There are few "safe" locations to find income in the current environment due to the credit crisis. The Federal Reserve Bank is maintaining a low-interest-rate environment as adjustable rate mortgages convert to long-term fixed mortgages and banks return to profit. To a retiree, this is the perfect income storm. Mutual fund investors have flocked from money market to bonds at record low rates of interest. It is extremely difficult to say whether rates start rising or we go the way of Japan (low interest rates over a long period of time). Once inventory restocking has dissipated, the question of the consumer’s health will need to be answered. By mid-year, that outlook is not anticipated to be much better than it is now. Marc Faber’s anticipated 20% correction after the next new high looks right on the money.

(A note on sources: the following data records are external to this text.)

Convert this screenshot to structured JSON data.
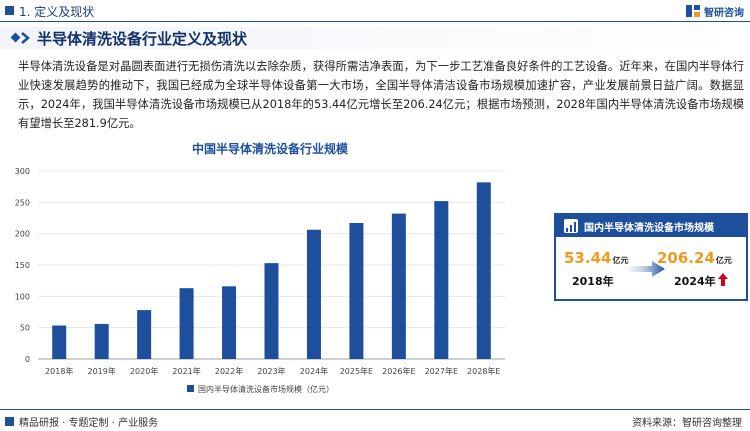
{
  "header": {
    "section": "1. 定义及现状",
    "brand": "智研咨询"
  },
  "banner": {
    "title": "半导体清洗设备行业定义及现状"
  },
  "intro": "半导体清洗设备是对晶圆表面进行无损伤清洗以去除杂质，获得所需洁净表面，为下一步工艺准备良好条件的工艺设备。近年来，在国内半导体行业快速发展趋势的推动下，我国已经成为全球半导体设备第一大市场，全国半导体清洁设备市场规模加速扩容，产业发展前景日益广阔。数据显示，2024年，我国半导体清洗设备市场规模已从2018年的53.44亿元增长至206.24亿元；根据市场预测，2028年国内半导体清洗设备市场规模有望增长至281.9亿元。",
  "colors": {
    "bar": "#1d4f9c",
    "accent": "#f29a1f",
    "arrow_up": "#d0021b"
  },
  "chart_data": {
    "type": "bar",
    "title": "中国半导体清洗设备行业规模",
    "categories": [
      "2018年",
      "2019年",
      "2020年",
      "2021年",
      "2022年",
      "2023年",
      "2024年",
      "2025年E",
      "2026年E",
      "2027年E",
      "2028年E"
    ],
    "series": [
      {
        "name": "国内半导体清洗设备市场规模（亿元）",
        "values": [
          53.44,
          56,
          78,
          113,
          116,
          153,
          206.24,
          217,
          232,
          252,
          281.9
        ]
      }
    ],
    "ylim": [
      0,
      300
    ],
    "yticks": [
      0,
      50,
      100,
      150,
      200,
      250,
      300
    ],
    "legend": "bottom",
    "grid": true
  },
  "card": {
    "title": "国内半导体清洗设备市场规模",
    "from_value": "53.44",
    "to_value": "206.24",
    "unit": "亿元",
    "from_year": "2018年",
    "to_year": "2024年"
  },
  "footer": {
    "slogan": "精品研报 · 专题定制 · 产业服务",
    "source": "资料来源：智研咨询整理"
  }
}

As I discussed with clients in our weekly commentary a week ago, I felt that the market rally that started on February 5th was overbought and likely to correct last week. It did, but not by very much considering all of the negative announcements (consumer confidence, new home sales, and jobless claims). This may be a confirming hint that the correction is over—when bad news does very little to move the market. A few technical markers I was watching have held this week and thanks to Newmont's (NEM) earnings on Thursday, precious metal stocks have put in a short-term bottom; potentially creating an intermediate-term bottom. I say potentially because we need three things to happen now:
- Close above $45 to confirm a trend reversal (higher low and a higher high)

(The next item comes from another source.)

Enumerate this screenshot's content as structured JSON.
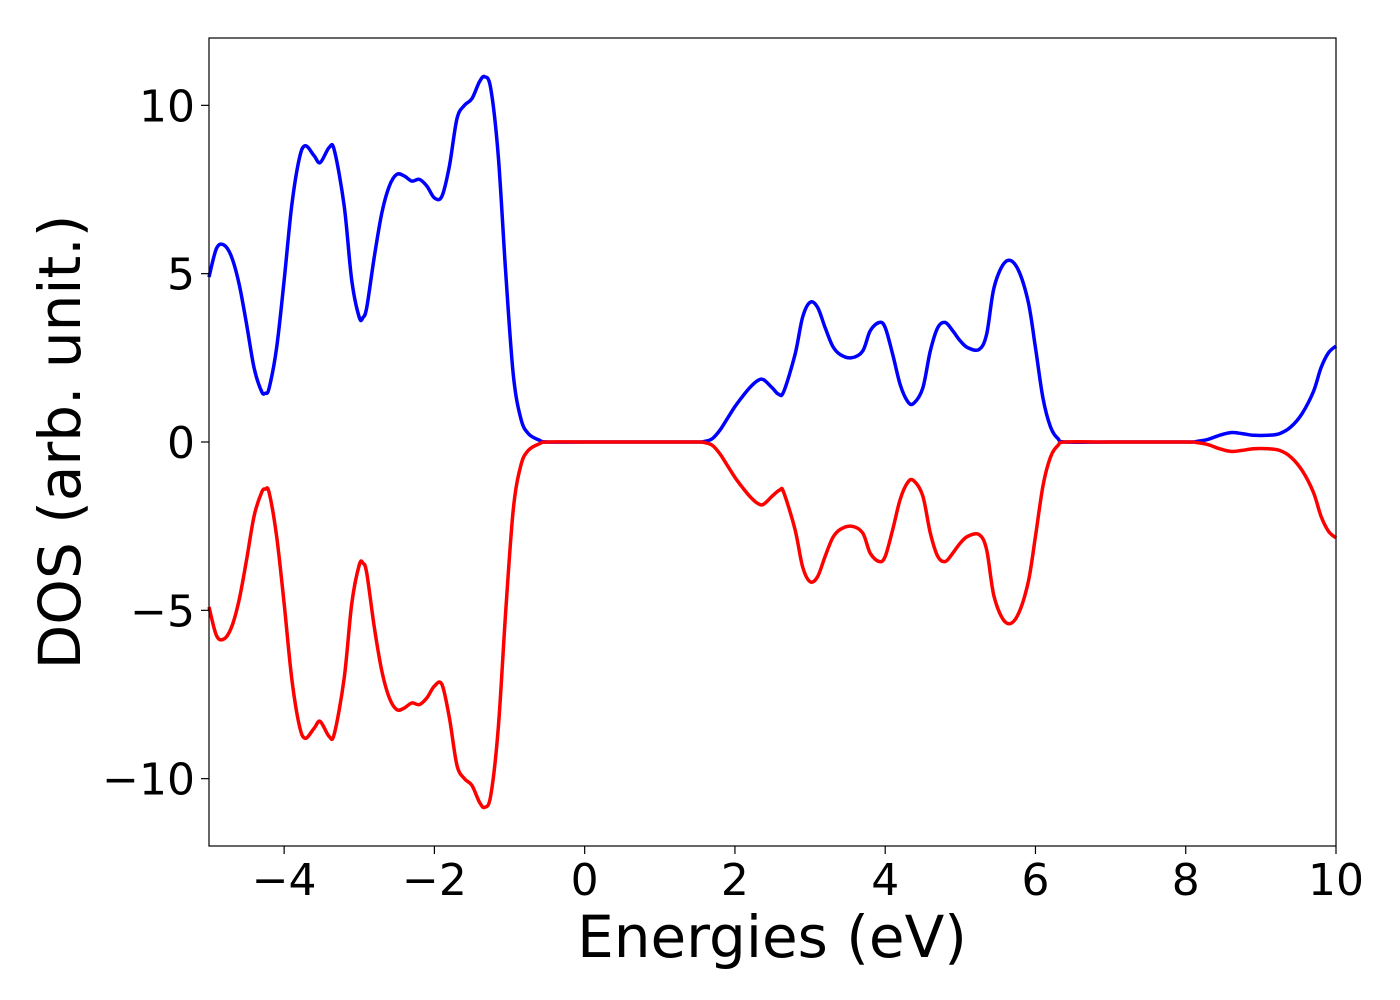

- Break above the declining trendline from the December high near $55
- Break above 60 on the RSI to confirm a bullish shift
Another indicator pointing towards a reversal in the intermediate trend for precious metals is the percentage of stocks above the 50-day average within the GDX. This indicator is rising from oversold levels, confirming the rally.
The jury is still out on whether the January stock market correction is over, but I'm greatly encouraged by the price action last week and by today’s higher close above the 50-day moving average. Thursday's 17-point market reversal in the S&P 500 created a second bullish hammer (the first I discussed with clients in our proprietary commentary on February 5th). A hammer is a candlestick pattern that stems from the Japanese translation of takuri. According to Steve Nison, takuri means “trying to gauge the depth of the water by feeling for its bottom”. It would be very difficult for the bulls to wrestle back such a drop from the bears on Thursday unless buying power was growing under this market and selling pressure was declining. In fact, declining issues have dropped significantly from the Tuesday sell-off on lower consumer confidence. Additionally, Lowry's NYSE selling pressure registered a new 52-week low on February 26th. We shouldn’t see new lows in selling pressure if January represented a major market top and the next leg down in the secular bear market.
As a side note: are you watching the cyclical sectors?
I’m greatly encouraged by the performance of the cyclical sectors over the past few weeks. From a sector rotation stand point, cyclical stocks perform the best mid-cycle. Reference my brother’s article, Sector Rotation, for a lesson in the theory. Here is the performance of the S&P 500 sectors relative to the S&P 500 since the February 5th bottom. The chart shows that industrials, consumer discretionary, financials, and materials have been the best performers relative to the S&P 500.